| HN Mirror

Y	Hacker News new \| ask \| show \| jobs

by seemaze 23 days ago

> One thing I really didn't expect: the serving backend matters. Same Mistral-Nemo 12B weights produce 7% accuracy on llama-server with native function calling and 83% on Llamafile in prompt mode.

I thought Llamafile was just a model and llama.cpp bundled in to a single binary - is this the difference between Llamafile injecting a default sysmtem prompt vs hitting the raw llama-server endpoint with no harness?

That seems like comparing apples to apple pie, there's some ingredients missing.

2 comments

zambelli 23 days ago

I was surprised as well. I did go with an extreme (but true) example in the post.

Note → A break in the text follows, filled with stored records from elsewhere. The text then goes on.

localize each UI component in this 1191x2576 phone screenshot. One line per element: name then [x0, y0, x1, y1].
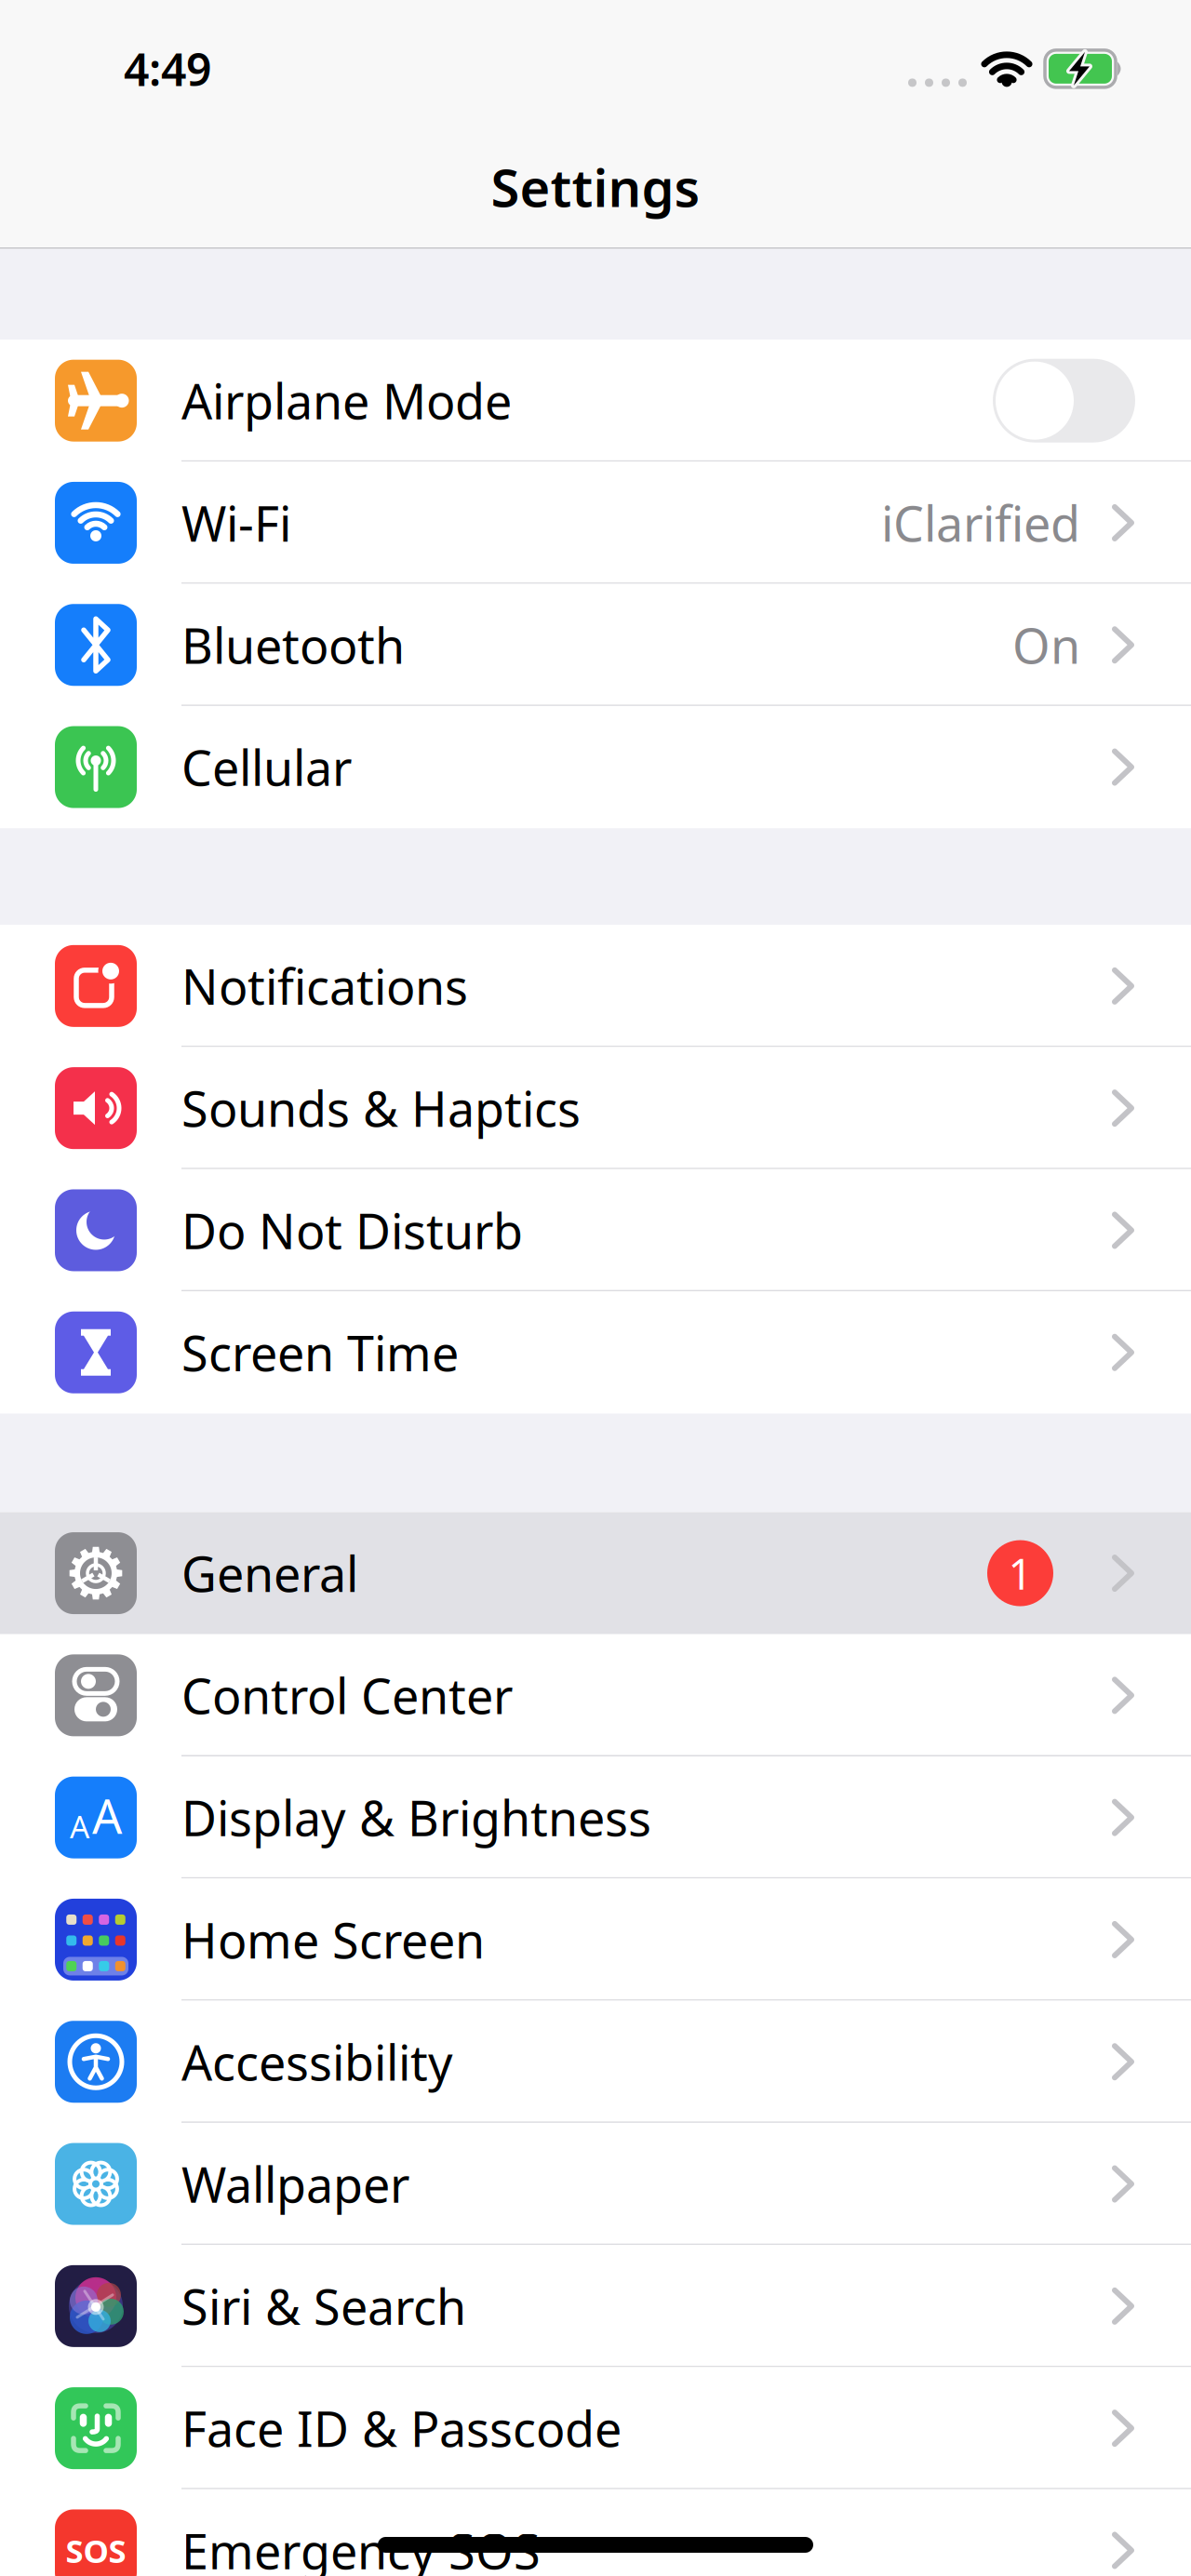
staticText: 4:49 [124, 39, 211, 98]
staticText: Settings [491, 152, 700, 221]
button[interactable]: Accessibility [0, 2001, 1191, 2123]
button[interactable]: Do Not Disturb [0, 1169, 1191, 1291]
button[interactable]: Home Screen [0, 1879, 1191, 2001]
staticText: A [92, 1784, 122, 1847]
staticText: On [1012, 613, 1080, 677]
button[interactable]: Screen Time [0, 1291, 1191, 1413]
button[interactable]: General [0, 1512, 1191, 1634]
staticText: Face ID & Passcode [181, 2396, 622, 2460]
staticText: General [181, 1541, 358, 1605]
staticText: Sounds & Haptics [181, 1076, 581, 1140]
button[interactable]: Wi-Fi [0, 462, 1191, 584]
staticText: Wallpaper [181, 2152, 409, 2216]
staticText: Cellular [181, 735, 352, 799]
staticText: Bluetooth [181, 613, 405, 677]
button[interactable]: Control Center [0, 1634, 1191, 1756]
button[interactable]: Cellular [0, 706, 1191, 828]
staticText: Do Not Disturb [181, 1198, 523, 1262]
button[interactable]: Bluetooth [0, 584, 1191, 706]
staticText: iClarified [881, 491, 1080, 555]
staticText: 1 [1008, 1545, 1032, 1601]
staticText: Emergency SOS [181, 2518, 541, 2576]
staticText: A [70, 1806, 89, 1847]
staticText: Notifications [181, 954, 468, 1018]
staticText: SOS [66, 2529, 126, 2572]
staticText: Siri & Search [181, 2274, 466, 2338]
staticText: Wi-Fi [181, 491, 291, 555]
button[interactable]: SOS [0, 2489, 1191, 2576]
button[interactable]: Siri & Search [0, 2245, 1191, 2367]
button[interactable]: Sounds & Haptics [0, 1047, 1191, 1169]
staticText: Home Screen [181, 1907, 485, 1972]
button[interactable]: Notifications [0, 925, 1191, 1047]
staticText: Display & Brightness [181, 1785, 651, 1850]
staticText: Screen Time [181, 1320, 459, 1385]
staticText: Airplane Mode [181, 368, 512, 433]
button[interactable]: Face ID & Passcode [0, 2367, 1191, 2489]
button[interactable]: Wallpaper [0, 2123, 1191, 2245]
staticText: Accessibility [181, 2030, 453, 2094]
button[interactable]: A [0, 1756, 1191, 1879]
staticText: Control Center [181, 1663, 513, 1727]
button[interactable]: Airplane Mode [993, 359, 1135, 442]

In this case, native function-calling template likely is in play.

However, that doesn't explain the Lamaserver prompt vs llamafile at ~ +4pts, or vs Ollama (at ~ +30ish pts) that sits almost perfectly between llamaserver native and llamafile.

The backend affects almost all model families, and was just something I've never seen really talked about.

link

eob 23 days ago

Do you have any suspicion about what is different between the backends?

That's an absolutely bonkers statistic: it would mean spurious differences in hosting container overwhelm the performance differences between models.

link

zambelli 23 days ago

I genuinely don't, sadly. I'm a mathematician originally, evolved organically into ML then AI - but I never really was a SWE.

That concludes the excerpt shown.